Nurture the Relationship to Help It Grow into a Long-Term One
Both in-house and outside attorneys say that developing and nurturing long-term relationships are key to realizing value that goes beyond the actual billed-for services. When a long-term relationship is in place, the outside attorney typically has gained a deep knowledge of a specific client’s business, the client’s “bread and butter” products as well as product growth areas, the competitive landscape and existing prior art, and other legacy knowledge about a company’s products and IP portfolio. This knowledge underlies and informs all of the work that is done for the client. According to one in-house attorney, “this knowledge is value that we don’t have to pay for outright, but we still get. This is a true partnership.”
Creativity Adds Value
In addition to understanding the client’s business, providing creative strategies to resolving legal issues can help boost your credibility and value to an organization. Subject matter expertise and “creativity” are a significant value-add from outside attorneys in the patent area. Mehta says “without creativity, an outside attorney is merely a transcriber of the inventor’s words. The outside attorney should be able to challenge the inventor to consider the invention outside of the context of the business in which they work, and to identify broader technological implications of the invention as well as potential challenges to implementation that may need to be overcome.” The best outside attorney adds the “what if” and the “what else” to the conversation, and thinks about the most creative ways to protect or claim their inventions.

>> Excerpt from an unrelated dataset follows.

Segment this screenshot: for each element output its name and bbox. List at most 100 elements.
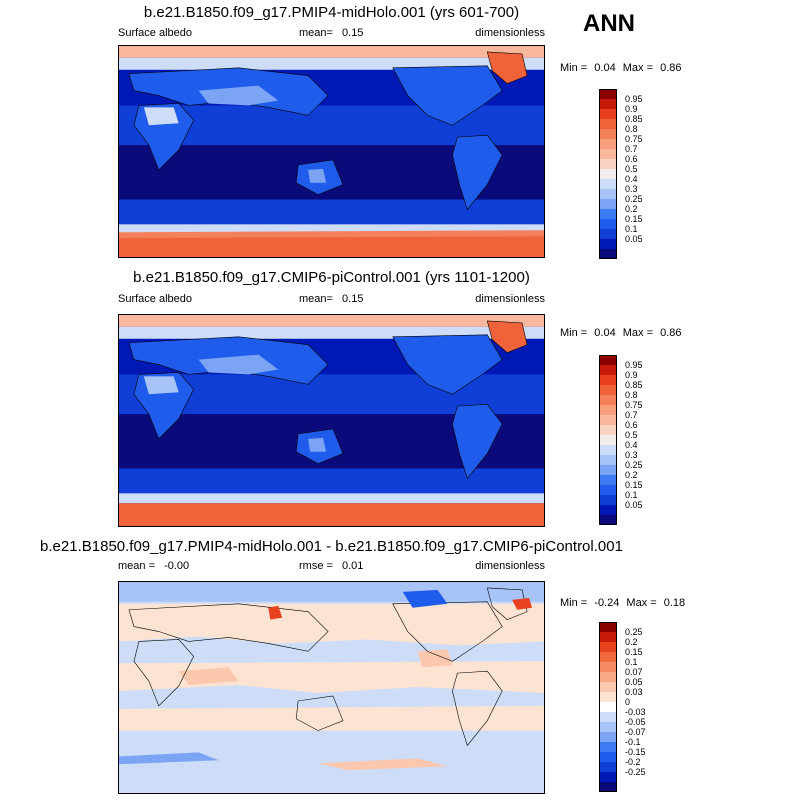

Understanding Best Practices
The outside attorney can also help identify best practices. Because outside attorneys are often working with multiple clients across many industries and technology areas, they are in a position to educate their clients on challenges and trends they are repeatedly seeing. In-house attorneys should encourage their outside attorneys to share nonconfidential industry best practices learned from working with a broad spectrum of clients.
Most often, in-house attorneys are stretched thin juggling multiple worldwide IP portfolios and providing counsel to their internal clients on other matters. From a purely straightforward perspective (i.e., money out = services in), outside attorneys can help make the in-house attorney’s job easier. In many cases, an outside attorney’s insight and recommendations on managing particular aspects of an IP portfolio can save the in-house attorney’s time, and can also be well worth the extra money paid to an outside attorney. Keeping the lines of communication open and honest and providing timely information (both from and to the in-house and outside attorney) are critical components to establishing a long-term, trusting relationship. One in-house attorney puts it this way: “When an outside attorney can give specific insight on the direction of the portfolio and why a certain continuation should be filed, or how a related portfolio is being pursued from a global perspective, it can save me a lot of time . . . . [Getting a summary recommendation from an outside attorney] is a real value-add for our company, and we are willing to pay an outside attorney the extra money for this value.”